The definition of success varies widely between cultures and individuals, depending on their goals in life. A prime example of this differentiation exists between members of industrialized and unindustrialized societies, due to the great variation in their member’s day to day lives and value systems. Many of these differences become apparent when one examines the daily existence of the individual- for example, the acquisition of basic food and shelter. In a non-industrialized society, members frequently reside in close-knit communities.
This is often the case due to the daily pressures of subsistence living; that is, growing one’s own food supplies and maintaining living quarters. Non-industrialized societies typically require a greater amount of manual labor input to sustain themselves, and in that light the majority of its people will spend most of their time farming and raising animals for food. Such work is typically done more efficiently when efforts between individuals are coordinated, therefore encouraging group cooperation.

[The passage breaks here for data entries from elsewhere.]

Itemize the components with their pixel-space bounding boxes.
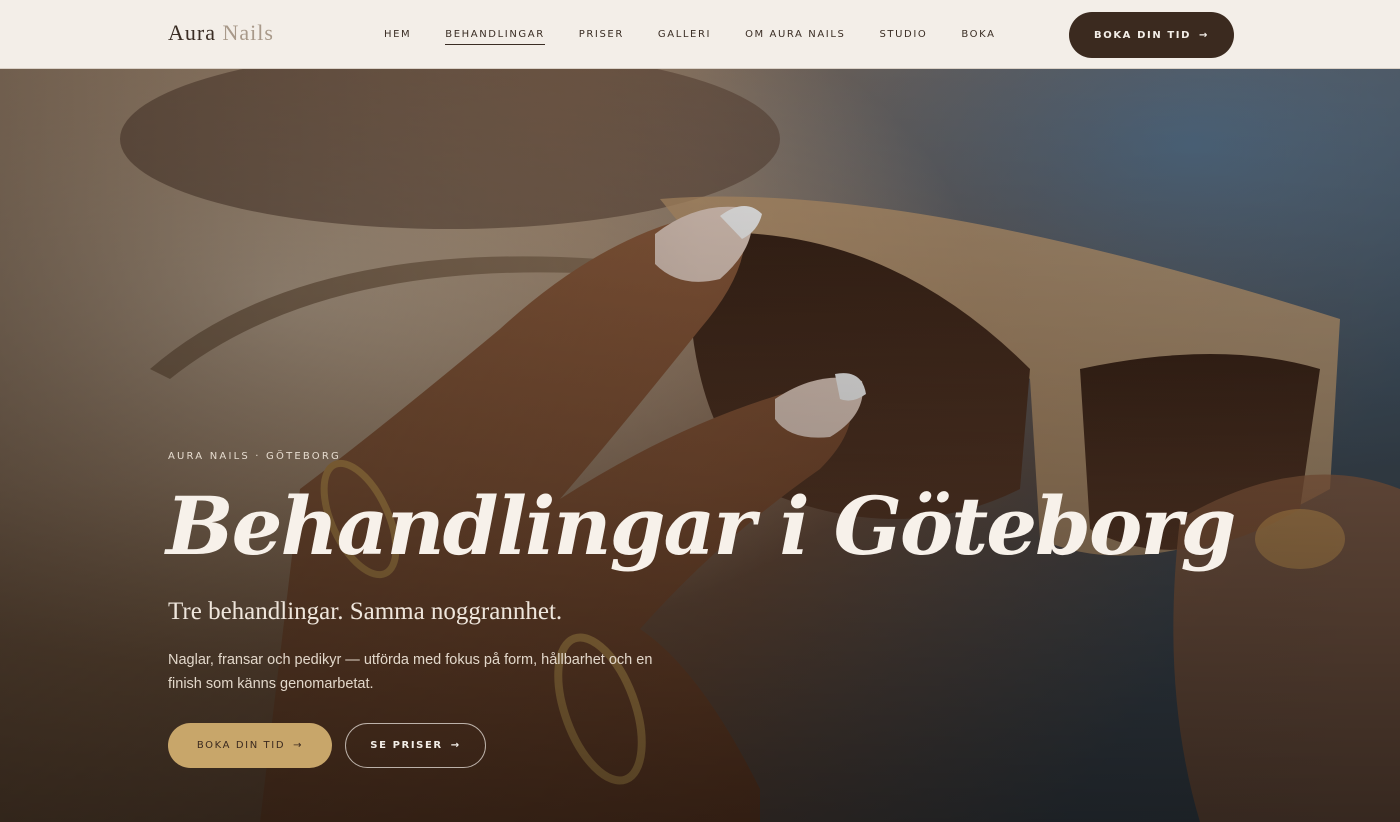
logo-main: Aura xyxy=(168,20,216,45)
book-appointment-label: BOKA DIN TID xyxy=(1094,29,1192,41)
see-prices-button[interactable]: SE PRISER → xyxy=(345,723,486,768)
nav-galleri[interactable]: GALLERI xyxy=(658,29,711,45)
hero-subtitle: Tre behandlingar. Samma noggrannhet. xyxy=(168,598,563,625)
hero-description: Naglar, fransar och pedikyr — utförda me… xyxy=(168,652,653,692)
hero-eyebrow: AURA NAILS · GÖTEBORG xyxy=(168,451,341,462)
nav-priser[interactable]: PRISER xyxy=(579,29,624,45)
logo[interactable]: Aura Nails xyxy=(168,20,274,46)
arrow-right-icon: → xyxy=(450,740,461,751)
logo-accent: Nails xyxy=(222,20,274,45)
hero-title: Behandlingar i Göteborg xyxy=(166,479,1236,573)
arrow-right-icon: → xyxy=(1199,29,1209,41)
nav-om-aura-nails[interactable]: OM AURA NAILS xyxy=(745,29,845,45)
site-header: Aura Nails HEM BEHANDLINGAR PRISER GALLE… xyxy=(0,0,1400,69)
book-appointment-button[interactable]: BOKA DIN TID → xyxy=(1069,12,1234,58)
book-appointment-hero-label: BOKA DIN TID xyxy=(196,740,286,751)
nav-studio[interactable]: STUDIO xyxy=(879,29,927,45)
hero-section: AURA NAILS · GÖTEBORG Behandlingar i Göt… xyxy=(0,69,1400,822)
arrow-right-icon: → xyxy=(293,740,304,751)
main-nav: HEM BEHANDLINGAR PRISER GALLERI OM AURA … xyxy=(384,29,1030,45)
hero-photo xyxy=(0,69,1400,822)
see-prices-label: SE PRISER xyxy=(370,740,443,751)
nav-hem[interactable]: HEM xyxy=(384,29,411,45)
book-appointment-hero-button[interactable]: BOKA DIN TID → xyxy=(168,723,332,768)
nav-behandlingar[interactable]: BEHANDLINGAR xyxy=(445,29,545,45)
nav-boka[interactable]: BOKA xyxy=(961,29,995,45)
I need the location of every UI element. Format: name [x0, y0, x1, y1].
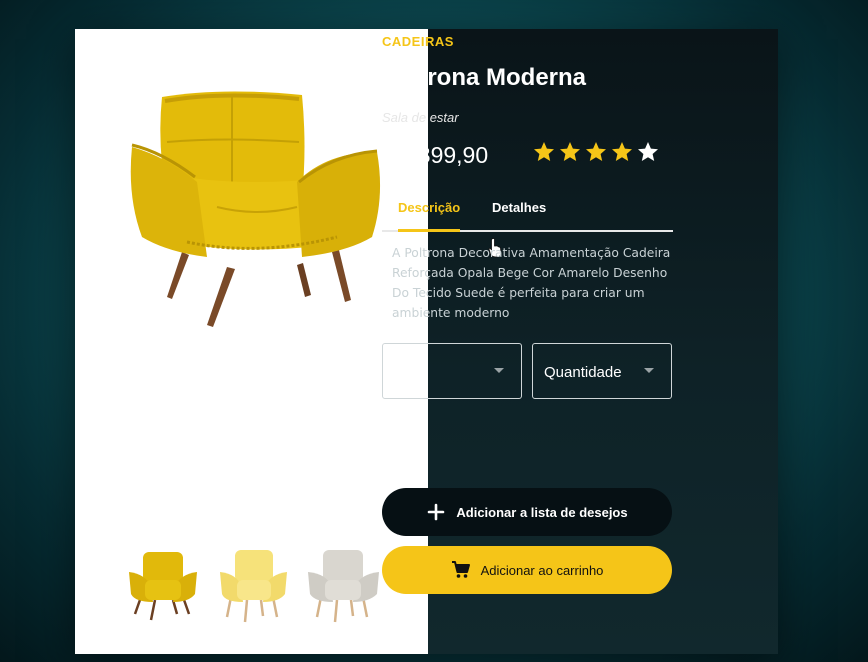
color-select[interactable]: Cor — [382, 343, 522, 399]
active-tab-indicator — [398, 229, 460, 232]
product-title: Poltrona Moderna — [382, 64, 587, 91]
thumbnail-light-yellow[interactable] — [215, 542, 291, 624]
thumbnail-list — [125, 542, 381, 624]
star-icon — [534, 142, 554, 161]
add-to-cart-button[interactable]: Adicionar ao carrinho — [382, 546, 672, 594]
wishlist-button-label: Adicionar a lista de desejos — [456, 504, 628, 520]
product-price: R$ 399,90 — [382, 142, 489, 168]
chevron-down-icon — [494, 368, 504, 373]
tab-detalhes[interactable]: Detalhes — [492, 200, 546, 215]
star-icon — [560, 142, 580, 161]
star-icon — [612, 142, 632, 161]
product-category: CADEIRAS — [382, 34, 454, 49]
product-description: A Poltrona Decorativa Amamentação Cadeir… — [392, 246, 671, 320]
product-tabs: Descrição Detalhes — [382, 198, 673, 232]
cart-button-label: Adicionar ao carrinho — [480, 562, 604, 578]
product-gallery — [75, 29, 428, 654]
rating-stars — [532, 140, 660, 164]
quantity-select[interactable]: Quantidade — [532, 343, 672, 399]
thumbnail-yellow[interactable] — [125, 542, 201, 624]
star-icon — [586, 142, 606, 161]
color-select-label: Cor — [394, 364, 419, 381]
product-main-image — [130, 91, 381, 327]
chevron-down-icon — [644, 368, 654, 373]
star-empty-icon — [638, 142, 658, 161]
cart-icon — [451, 561, 470, 578]
thumbnail-beige[interactable] — [305, 542, 381, 624]
quantity-select-label: Quantidade — [544, 364, 622, 381]
product-room: Sala de estar — [382, 110, 459, 125]
add-to-wishlist-button[interactable]: Adicionar a lista de desejos — [382, 488, 672, 536]
tab-descricao[interactable]: Descrição — [398, 200, 460, 215]
plus-icon — [428, 503, 445, 521]
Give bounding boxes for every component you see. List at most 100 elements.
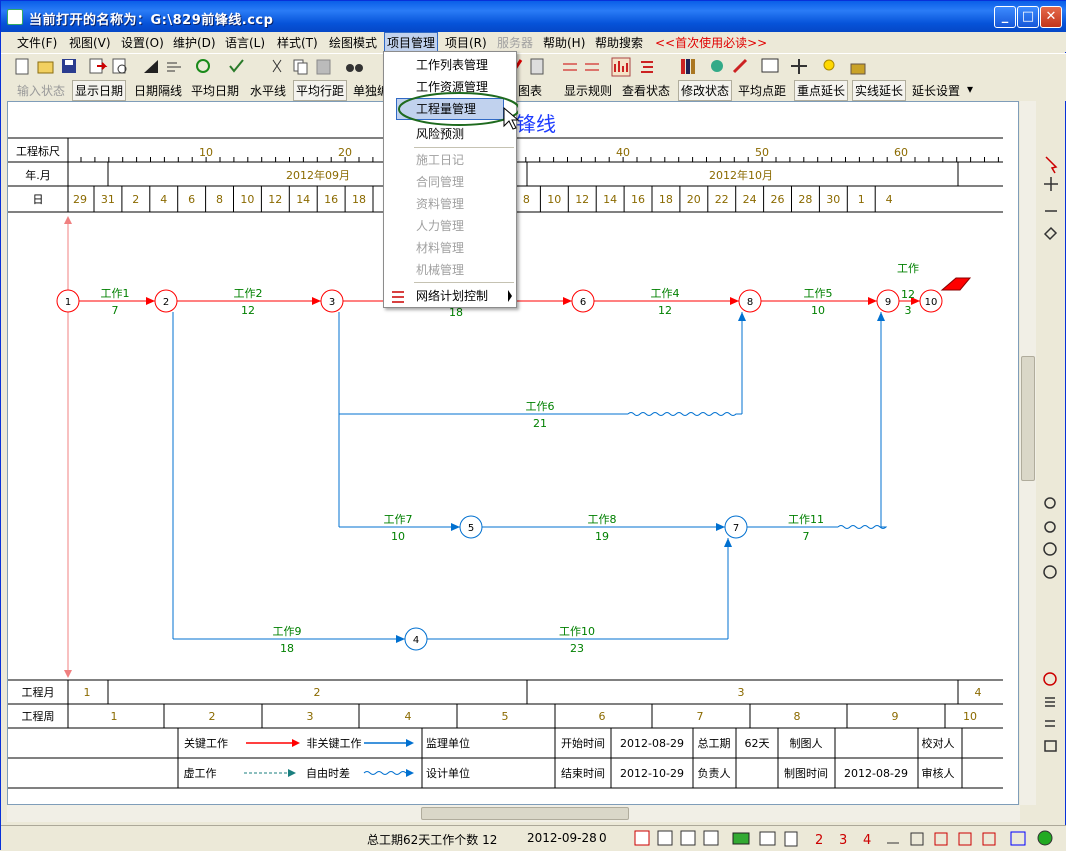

An individual I such a society would likely deem themselves successful if they succeeded in furthering this group dynamic- they would be a successful farmer and an active member of their community. Industrialized societies, however, place far less emphasis on the community and more on the individual. Members gain the benefit of greater automation in their everyday lives, and therefore can spend less effort in acquiring basic living needs, and can focus more of their time on more complex activities such as trade.
Since basics like food and shelter are more plentiful, the individual would begin to take these things for granted and not use them as a measure of success. Instead, they would consider themselves successful if they did well in their business interests (the president of a highly valued company, for example) or owned a large amount of “luxury” type goods- that is, personal possessions not needed for survival (such as a nice car, ostentatious house or fancy electronics).